Not at all. The reason Roddenberry abandoned the term "laser" after the first pilot is because he realized that lasers couldn't do the things he needed the weapons to do, and he knew the audience would probably be familiar enough with lasers to realize that (even though the technology was only a few years old at the time), so he changed it for the sake of credibility. If you'd asked him at any point after 1965 whether they used lasers or phasers in Pike's era, he would've said phasers, because he considered the (only two) references to "lasers" in the first pilot to be a mistake.
 
Quite so - but the Reeves-Stevenses would never accept the concept of a "mistake" in canon! ;)

The impression one gets is that they chose starship phasers as their weapon specifically because they were wary of using phaser sidearms, and this was rather overcautious of them when other novels had already featured pre-TOS phaser action...

I don't fault them for their choice as such - I just feel that the use of shipboard weapons introduces aspects we don't need. If there are 200 people down there in jeopardy, and the cloud manages to pounce on a dozen of them because Kirk is too slow, why doesn't the starship fire at the cloud and its out-of-luck victims anyway, from its high and mighty vantage point where callously objective math is an option? Smaller-scale action/inaction is more plausible IMHO. And it's what Kirk puts his trust in the second time around, too.

Timo Saloniemi
 
I know that I was just refering to initial attack wich forced them to evacuate to the surface where the creature started oicking them off before the phaser fire.

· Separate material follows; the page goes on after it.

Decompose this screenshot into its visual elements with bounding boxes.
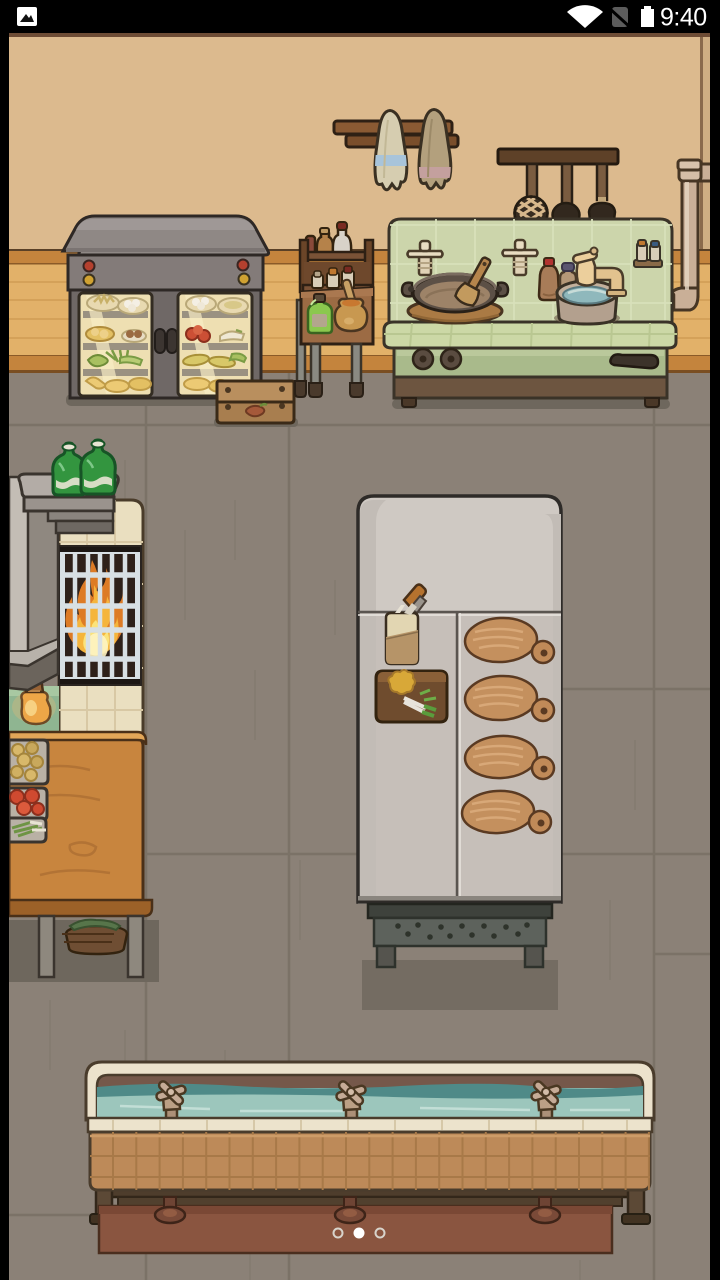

But if you look back and review your post to which I responded, you'll see that you claimed there was a warp core breach. I was clarifying that The Ashes of Eden said that the breach only occurred in the simulation, not the real attack.

Actually I was trying to correct the previous poster about how the cloude creature killed everyone on the ship after the change in the simulation.
 
^Okay, but it might have been unclear to other readers that you were talking about the simulation rather than the reality (as proposed by the book). I was clarifying for their benefit.
 
^Okay, but it might have been unclear to other readers that you were talking about the simulation rather than the reality (as proposed by the book). I was clarifying for their benefit.

Okay, I will try to be clearer in the future.

Now where we in the discussion on the OP topic?